Was als Trio begann, entwickelte sich schnell zu einem vielseitigen künstlerischen Netzwerk. Heute reichen ihre Arbeiten von Musik über Malerei, Skulpturen und Collagen bis hin zu Filmen, Textildesigns und sogenannten kritischen Kostümen – tragbarer Kunst, die gesellschaftliche Normen hinterfragt.
Performance- und Körperkunst bilden einen weiteren zentralen Bestandteil ihres Schaffens. Statt sich auf einen Stil festzulegen, setzen sie auf Vielfalt in Form und Ausdruck. Im Laufe der Jahre stießen neue Mitglieder dazu, was den Einfluss des Kollektivs weiter verstärkte.

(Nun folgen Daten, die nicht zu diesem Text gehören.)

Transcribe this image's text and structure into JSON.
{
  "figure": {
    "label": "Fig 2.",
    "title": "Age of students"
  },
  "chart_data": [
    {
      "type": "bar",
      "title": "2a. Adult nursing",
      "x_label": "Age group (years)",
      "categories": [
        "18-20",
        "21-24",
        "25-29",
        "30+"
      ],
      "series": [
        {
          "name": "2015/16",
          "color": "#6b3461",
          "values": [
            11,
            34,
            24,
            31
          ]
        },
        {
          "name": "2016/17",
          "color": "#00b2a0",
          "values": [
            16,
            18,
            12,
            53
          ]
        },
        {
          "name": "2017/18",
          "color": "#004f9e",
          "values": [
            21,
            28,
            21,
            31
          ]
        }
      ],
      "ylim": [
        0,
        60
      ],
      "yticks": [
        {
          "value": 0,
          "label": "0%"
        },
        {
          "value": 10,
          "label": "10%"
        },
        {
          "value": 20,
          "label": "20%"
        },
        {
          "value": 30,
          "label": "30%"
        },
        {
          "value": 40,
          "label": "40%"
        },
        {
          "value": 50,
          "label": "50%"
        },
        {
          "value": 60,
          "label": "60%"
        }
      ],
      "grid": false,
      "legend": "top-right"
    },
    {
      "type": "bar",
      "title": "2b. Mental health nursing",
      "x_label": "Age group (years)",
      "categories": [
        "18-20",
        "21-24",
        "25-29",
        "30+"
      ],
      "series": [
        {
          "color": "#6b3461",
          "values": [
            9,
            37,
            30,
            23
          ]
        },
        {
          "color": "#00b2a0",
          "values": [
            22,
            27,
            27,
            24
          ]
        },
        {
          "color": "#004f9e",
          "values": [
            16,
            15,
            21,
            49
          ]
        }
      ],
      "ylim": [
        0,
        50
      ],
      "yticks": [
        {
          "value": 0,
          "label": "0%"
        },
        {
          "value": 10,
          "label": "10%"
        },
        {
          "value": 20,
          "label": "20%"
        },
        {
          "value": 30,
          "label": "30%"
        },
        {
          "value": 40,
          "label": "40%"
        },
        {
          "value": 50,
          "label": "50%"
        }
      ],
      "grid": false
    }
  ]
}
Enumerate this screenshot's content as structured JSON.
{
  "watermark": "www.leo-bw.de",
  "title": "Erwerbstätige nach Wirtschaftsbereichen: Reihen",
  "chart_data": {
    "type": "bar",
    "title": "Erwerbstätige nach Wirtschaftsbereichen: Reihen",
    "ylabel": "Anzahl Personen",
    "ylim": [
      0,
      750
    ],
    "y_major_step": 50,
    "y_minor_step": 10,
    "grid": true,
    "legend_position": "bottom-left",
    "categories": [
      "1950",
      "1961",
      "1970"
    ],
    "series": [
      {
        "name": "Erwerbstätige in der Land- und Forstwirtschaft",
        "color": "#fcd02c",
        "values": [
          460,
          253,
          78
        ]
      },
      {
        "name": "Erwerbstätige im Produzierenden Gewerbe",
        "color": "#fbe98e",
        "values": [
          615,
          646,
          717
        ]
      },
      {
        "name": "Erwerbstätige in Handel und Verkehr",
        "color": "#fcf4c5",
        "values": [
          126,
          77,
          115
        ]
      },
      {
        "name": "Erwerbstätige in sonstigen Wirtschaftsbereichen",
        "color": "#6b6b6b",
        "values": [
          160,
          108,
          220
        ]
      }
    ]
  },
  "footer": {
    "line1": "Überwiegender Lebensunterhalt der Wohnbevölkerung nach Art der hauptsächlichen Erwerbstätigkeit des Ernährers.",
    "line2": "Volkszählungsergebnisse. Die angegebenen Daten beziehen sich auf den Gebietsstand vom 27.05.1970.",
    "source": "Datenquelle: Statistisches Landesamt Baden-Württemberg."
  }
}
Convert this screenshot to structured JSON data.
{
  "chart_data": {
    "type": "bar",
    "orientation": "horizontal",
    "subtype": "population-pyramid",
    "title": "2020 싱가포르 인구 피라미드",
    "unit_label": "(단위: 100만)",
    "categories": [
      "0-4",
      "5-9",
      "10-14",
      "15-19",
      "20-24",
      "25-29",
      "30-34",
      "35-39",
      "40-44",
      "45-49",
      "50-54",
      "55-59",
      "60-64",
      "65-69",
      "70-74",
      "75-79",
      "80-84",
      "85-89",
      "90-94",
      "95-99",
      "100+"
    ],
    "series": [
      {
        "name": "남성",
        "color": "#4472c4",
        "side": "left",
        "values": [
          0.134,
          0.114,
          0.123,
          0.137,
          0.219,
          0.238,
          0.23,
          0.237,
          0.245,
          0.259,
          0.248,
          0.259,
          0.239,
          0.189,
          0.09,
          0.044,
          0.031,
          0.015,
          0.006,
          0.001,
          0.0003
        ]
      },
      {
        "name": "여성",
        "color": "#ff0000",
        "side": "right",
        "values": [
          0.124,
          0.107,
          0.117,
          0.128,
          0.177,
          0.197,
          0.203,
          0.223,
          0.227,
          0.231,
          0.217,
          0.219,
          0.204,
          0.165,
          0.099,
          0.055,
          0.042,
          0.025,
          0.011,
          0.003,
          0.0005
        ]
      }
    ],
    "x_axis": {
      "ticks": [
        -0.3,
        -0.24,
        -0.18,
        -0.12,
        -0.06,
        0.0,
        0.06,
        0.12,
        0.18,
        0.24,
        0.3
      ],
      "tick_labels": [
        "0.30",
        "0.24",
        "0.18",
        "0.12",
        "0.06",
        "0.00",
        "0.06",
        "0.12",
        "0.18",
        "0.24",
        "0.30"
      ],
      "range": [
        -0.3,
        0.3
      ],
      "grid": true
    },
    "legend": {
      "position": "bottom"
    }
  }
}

Neben der künstlerischen Arbeit veranstalten sie Workshops und betreiben künstlerische Forschung. Diese Aktivitäten erweitern ihre Wirkung in die Bereiche Bildung und experimentelle Praxis.
Chicks on Speed haben die deutsche Kultur nachhaltig geprägt. Ihr interdisziplinärer Ansatz und ihr kollaborativer Geist machen sie zu einer einzigartigen Stimme in der Kunstszene. Die Gruppe entwickelt sich stetig weiter und verbindet in ihrer Arbeit Kunst, Performance und Pädagogik auf innovative Weise.